There was a line of people waiting for the doors to open. They stamped their feet in the cold. It wasn’t the kind of line that people got chatty in. Mostly everyone looked at their feet. Funny how human beings stop looking at each other when they are ashamed of themselves.

The strong astringent smell of alcohol was in the air. It clashed with the smell of dirty clothes and dirty bodies.
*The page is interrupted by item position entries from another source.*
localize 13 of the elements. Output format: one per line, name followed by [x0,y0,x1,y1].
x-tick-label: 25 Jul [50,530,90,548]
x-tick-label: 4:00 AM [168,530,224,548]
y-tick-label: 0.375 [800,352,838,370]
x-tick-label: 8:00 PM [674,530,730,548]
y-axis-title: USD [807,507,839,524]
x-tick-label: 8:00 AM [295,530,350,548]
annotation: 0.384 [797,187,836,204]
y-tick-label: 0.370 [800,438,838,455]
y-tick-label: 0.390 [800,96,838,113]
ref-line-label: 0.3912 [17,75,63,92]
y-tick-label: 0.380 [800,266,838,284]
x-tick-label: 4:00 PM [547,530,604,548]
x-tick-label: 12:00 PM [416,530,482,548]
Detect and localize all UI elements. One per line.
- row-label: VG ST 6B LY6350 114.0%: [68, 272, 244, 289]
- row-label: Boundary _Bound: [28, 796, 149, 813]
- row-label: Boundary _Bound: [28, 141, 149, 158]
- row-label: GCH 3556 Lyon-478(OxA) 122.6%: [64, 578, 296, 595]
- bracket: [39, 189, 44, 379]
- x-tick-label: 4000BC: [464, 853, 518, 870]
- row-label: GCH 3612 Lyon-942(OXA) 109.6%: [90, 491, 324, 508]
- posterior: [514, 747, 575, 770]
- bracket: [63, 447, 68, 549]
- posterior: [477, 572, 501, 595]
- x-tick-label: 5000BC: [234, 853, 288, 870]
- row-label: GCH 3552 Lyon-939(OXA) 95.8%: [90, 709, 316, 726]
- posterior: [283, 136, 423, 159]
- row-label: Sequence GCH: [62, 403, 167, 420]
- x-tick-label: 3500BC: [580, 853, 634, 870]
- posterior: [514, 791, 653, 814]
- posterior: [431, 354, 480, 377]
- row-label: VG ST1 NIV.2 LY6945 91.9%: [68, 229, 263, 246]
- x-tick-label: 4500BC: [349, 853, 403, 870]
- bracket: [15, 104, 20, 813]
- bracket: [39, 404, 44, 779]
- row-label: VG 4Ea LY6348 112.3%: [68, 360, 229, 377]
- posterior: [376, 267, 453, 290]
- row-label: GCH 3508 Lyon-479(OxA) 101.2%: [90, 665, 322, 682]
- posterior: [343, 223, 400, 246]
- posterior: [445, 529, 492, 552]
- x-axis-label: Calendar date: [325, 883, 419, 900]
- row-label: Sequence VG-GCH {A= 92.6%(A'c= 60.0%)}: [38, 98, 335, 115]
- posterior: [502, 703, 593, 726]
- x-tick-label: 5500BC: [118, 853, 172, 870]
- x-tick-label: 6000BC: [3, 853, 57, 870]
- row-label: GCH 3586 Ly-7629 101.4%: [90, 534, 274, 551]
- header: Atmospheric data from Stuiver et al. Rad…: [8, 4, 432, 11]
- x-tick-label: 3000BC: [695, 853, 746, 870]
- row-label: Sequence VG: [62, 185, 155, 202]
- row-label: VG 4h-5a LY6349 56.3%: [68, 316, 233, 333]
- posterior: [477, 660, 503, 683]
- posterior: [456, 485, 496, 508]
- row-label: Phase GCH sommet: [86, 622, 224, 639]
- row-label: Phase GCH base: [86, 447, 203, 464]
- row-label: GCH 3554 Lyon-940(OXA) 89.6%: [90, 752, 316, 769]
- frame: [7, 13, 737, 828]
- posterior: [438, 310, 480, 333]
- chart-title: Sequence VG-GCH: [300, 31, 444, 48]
Tina looked down the line at the shabbily dressed men and women. Everyone looked like they were wearing everything they owned. The older ones were fans of Jack Daniel’s. The younger ones liked anything they could shoot, snort or swallow. There were some new ones as well now. Whole families who couldn’t quite believe that they were in the Cross waiting for a free breakfast. You could almost see them wondering what the fuck had happened.
Where did my big TV go?
the GFC people whispered to one another but in the Cross there had always been a financial crisis. Whatever was happening on the stock market would never change that.

The first time she had come to the Chapel for breakfast Tina had known instantly that she did not belong with these people. There was no way she was going to turn into them. The free breakfast was just until she sorted herself out. When she thought back on it now she managed a smile at her arrogance. She had been fifteen. What exactly was she going to do? Open a shop?